Ci sono tre lampade nella stanza: una sembra un piccolo lampione e spesso mi chiedo se è il caso di trasformarla in un'opera post-popmoderna, agghindandola di chewingum scolorito e insipido, come ho visto fare da un attore ubriaco sul palco di un circolo culturale del dopolavoro ferroviario. Un vero prestigiatore della parola che aveva la capacità di nascondere le vocali e di velare con dei sottili sputi i capelli e i visi degli spettatori in prima fila; le luci basse, questo lampione butterato e una panchina sverniciata, dava loro la sensazione di essere seduti per terra in un parco d'autunno, mentre grilli afoni (l'impianto voci era un po' obsoleto) ritmavano il silenzio nascosto tra le vocali mancanti.
Sposto lo sguardo ed il filo di bava oscilla tra le altre due lampade.
Riprovo a pensare alla tonalità del cane, ma il gorgoglìo del termosifone che si sta raffreddando mi sfila dalla memoria una poesia.
'... nel gorgoglìo di un cerchio...ecc. ecc.'
Non è passato molto tempo; sette, otto, forse dieci anni. Allora non guardavo molto le cose, le annusavo scientificamente e le davo un colore.
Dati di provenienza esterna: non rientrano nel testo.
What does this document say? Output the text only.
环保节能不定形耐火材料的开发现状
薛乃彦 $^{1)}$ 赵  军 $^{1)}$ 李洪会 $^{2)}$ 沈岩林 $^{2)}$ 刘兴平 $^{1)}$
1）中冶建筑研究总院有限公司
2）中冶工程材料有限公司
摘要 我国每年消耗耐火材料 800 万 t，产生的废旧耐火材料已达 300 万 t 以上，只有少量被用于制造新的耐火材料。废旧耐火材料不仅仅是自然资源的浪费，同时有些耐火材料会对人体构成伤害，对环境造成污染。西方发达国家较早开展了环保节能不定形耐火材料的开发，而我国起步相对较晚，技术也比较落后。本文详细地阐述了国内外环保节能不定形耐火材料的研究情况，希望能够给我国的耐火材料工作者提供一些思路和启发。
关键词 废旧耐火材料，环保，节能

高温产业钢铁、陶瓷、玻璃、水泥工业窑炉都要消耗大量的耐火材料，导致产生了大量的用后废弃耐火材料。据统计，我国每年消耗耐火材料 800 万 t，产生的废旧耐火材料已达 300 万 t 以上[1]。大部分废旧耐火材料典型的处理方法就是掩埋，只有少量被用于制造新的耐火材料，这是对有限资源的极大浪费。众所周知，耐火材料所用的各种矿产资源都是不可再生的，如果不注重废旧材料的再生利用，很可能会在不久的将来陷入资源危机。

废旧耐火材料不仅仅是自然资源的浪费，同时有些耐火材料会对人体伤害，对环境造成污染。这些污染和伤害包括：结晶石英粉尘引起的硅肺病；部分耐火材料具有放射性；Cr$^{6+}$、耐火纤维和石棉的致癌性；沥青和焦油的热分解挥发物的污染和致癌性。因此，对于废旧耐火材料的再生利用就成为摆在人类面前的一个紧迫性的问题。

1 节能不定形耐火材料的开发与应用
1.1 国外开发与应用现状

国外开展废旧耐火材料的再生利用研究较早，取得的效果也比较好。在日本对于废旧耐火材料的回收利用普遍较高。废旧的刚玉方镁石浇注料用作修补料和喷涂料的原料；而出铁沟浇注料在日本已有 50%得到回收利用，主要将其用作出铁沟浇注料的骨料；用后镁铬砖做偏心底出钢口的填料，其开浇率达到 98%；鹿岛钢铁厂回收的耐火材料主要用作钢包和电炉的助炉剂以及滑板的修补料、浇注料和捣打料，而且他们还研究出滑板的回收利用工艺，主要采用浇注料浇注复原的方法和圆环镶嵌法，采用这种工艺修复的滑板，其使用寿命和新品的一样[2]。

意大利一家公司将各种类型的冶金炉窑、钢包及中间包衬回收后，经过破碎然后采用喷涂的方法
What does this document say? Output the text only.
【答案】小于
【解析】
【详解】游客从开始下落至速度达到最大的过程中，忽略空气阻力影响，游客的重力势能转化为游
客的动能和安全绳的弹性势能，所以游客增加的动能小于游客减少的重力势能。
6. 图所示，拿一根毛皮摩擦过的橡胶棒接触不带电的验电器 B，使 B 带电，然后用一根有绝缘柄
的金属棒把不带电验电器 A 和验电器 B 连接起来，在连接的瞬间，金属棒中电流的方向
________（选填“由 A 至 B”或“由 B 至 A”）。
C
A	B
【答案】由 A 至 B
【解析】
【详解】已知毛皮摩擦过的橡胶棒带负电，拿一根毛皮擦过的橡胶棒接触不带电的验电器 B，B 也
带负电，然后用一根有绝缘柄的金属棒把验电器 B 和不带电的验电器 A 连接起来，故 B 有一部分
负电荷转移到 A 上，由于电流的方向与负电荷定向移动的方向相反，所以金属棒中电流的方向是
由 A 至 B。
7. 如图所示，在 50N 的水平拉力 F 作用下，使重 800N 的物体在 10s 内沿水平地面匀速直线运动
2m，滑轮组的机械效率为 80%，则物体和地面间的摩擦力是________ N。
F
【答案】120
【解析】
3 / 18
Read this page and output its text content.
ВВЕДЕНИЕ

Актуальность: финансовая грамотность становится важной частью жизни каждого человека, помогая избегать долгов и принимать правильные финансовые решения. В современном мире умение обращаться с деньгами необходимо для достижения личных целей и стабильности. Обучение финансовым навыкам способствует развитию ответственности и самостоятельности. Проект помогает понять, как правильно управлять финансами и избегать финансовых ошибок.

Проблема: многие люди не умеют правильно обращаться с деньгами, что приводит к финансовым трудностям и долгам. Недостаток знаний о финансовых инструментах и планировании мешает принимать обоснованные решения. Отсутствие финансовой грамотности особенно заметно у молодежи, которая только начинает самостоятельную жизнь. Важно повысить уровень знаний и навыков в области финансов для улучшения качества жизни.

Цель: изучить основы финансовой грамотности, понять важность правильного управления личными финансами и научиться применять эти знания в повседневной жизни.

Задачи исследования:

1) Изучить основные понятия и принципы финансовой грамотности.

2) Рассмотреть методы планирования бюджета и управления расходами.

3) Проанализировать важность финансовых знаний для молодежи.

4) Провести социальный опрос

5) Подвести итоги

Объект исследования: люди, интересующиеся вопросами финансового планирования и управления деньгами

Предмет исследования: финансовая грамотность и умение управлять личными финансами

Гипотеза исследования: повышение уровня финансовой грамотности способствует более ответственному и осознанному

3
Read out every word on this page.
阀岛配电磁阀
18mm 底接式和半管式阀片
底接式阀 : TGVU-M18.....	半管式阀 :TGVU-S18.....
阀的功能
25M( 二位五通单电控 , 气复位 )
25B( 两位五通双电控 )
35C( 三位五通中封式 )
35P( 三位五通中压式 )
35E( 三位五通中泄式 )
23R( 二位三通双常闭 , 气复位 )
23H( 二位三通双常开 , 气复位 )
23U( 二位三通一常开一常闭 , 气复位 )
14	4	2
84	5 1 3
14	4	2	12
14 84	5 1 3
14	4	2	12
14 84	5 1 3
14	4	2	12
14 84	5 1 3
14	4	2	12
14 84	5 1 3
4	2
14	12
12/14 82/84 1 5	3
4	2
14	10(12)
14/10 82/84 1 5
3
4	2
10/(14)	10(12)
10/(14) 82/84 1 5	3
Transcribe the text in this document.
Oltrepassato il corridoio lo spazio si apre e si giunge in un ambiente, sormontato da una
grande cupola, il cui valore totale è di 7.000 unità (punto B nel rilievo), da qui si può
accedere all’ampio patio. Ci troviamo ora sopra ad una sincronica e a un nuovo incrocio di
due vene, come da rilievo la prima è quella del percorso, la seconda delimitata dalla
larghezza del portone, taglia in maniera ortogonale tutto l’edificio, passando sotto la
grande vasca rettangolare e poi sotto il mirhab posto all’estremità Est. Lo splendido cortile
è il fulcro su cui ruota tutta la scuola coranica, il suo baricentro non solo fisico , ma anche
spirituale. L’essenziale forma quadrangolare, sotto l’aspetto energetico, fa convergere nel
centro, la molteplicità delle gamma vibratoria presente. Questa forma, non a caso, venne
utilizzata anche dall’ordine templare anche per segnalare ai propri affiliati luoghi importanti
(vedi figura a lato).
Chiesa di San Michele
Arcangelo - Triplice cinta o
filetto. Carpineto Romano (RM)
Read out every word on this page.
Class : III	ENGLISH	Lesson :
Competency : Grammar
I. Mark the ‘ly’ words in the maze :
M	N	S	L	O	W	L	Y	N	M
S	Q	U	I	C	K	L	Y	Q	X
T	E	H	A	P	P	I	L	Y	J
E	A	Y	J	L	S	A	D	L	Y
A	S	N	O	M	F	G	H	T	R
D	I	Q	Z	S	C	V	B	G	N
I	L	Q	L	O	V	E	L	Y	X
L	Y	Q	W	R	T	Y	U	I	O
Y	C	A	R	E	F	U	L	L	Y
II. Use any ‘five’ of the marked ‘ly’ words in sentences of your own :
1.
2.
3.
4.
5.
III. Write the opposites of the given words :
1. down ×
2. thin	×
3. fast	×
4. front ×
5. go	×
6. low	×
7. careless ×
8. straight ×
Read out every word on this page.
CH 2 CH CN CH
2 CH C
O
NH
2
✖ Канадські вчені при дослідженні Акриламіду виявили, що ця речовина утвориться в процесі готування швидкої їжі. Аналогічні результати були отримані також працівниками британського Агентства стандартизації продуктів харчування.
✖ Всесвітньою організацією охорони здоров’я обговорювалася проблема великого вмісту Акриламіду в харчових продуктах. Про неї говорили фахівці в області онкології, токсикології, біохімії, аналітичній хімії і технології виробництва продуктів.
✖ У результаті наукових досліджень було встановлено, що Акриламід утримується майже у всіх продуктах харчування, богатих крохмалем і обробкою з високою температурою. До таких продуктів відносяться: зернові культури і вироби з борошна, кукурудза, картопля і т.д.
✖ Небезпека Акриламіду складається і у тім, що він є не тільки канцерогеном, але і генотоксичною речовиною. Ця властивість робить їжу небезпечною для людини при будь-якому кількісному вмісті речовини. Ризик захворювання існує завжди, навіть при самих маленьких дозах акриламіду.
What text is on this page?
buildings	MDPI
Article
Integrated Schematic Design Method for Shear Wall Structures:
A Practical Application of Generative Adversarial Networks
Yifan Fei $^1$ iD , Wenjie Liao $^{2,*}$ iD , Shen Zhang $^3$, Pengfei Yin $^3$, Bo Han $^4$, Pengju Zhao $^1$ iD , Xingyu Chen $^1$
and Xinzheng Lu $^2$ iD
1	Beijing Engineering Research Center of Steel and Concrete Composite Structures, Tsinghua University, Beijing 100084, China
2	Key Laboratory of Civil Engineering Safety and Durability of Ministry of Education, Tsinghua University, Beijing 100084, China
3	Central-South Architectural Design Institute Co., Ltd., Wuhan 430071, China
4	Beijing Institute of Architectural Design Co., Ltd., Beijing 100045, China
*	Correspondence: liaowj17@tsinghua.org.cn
La panchina, quella della rappresentazione al circolo culturale ad esempio, l'avrei definita in 'verde matematico'. Un'idea balzana di una mia amica altrettanto strana.
Oggi guardo molto di più.
Osservo il filo di bava che ondeggia, nascondendosi a tratti dietro un fiore di panno che a sua volta copre i tasti di un sax appoggiato sulla finestra; e se dovessi dare un colore all'abbaiare del cane, direi che è grigio. Però dovrei annusarlo per esserne certo.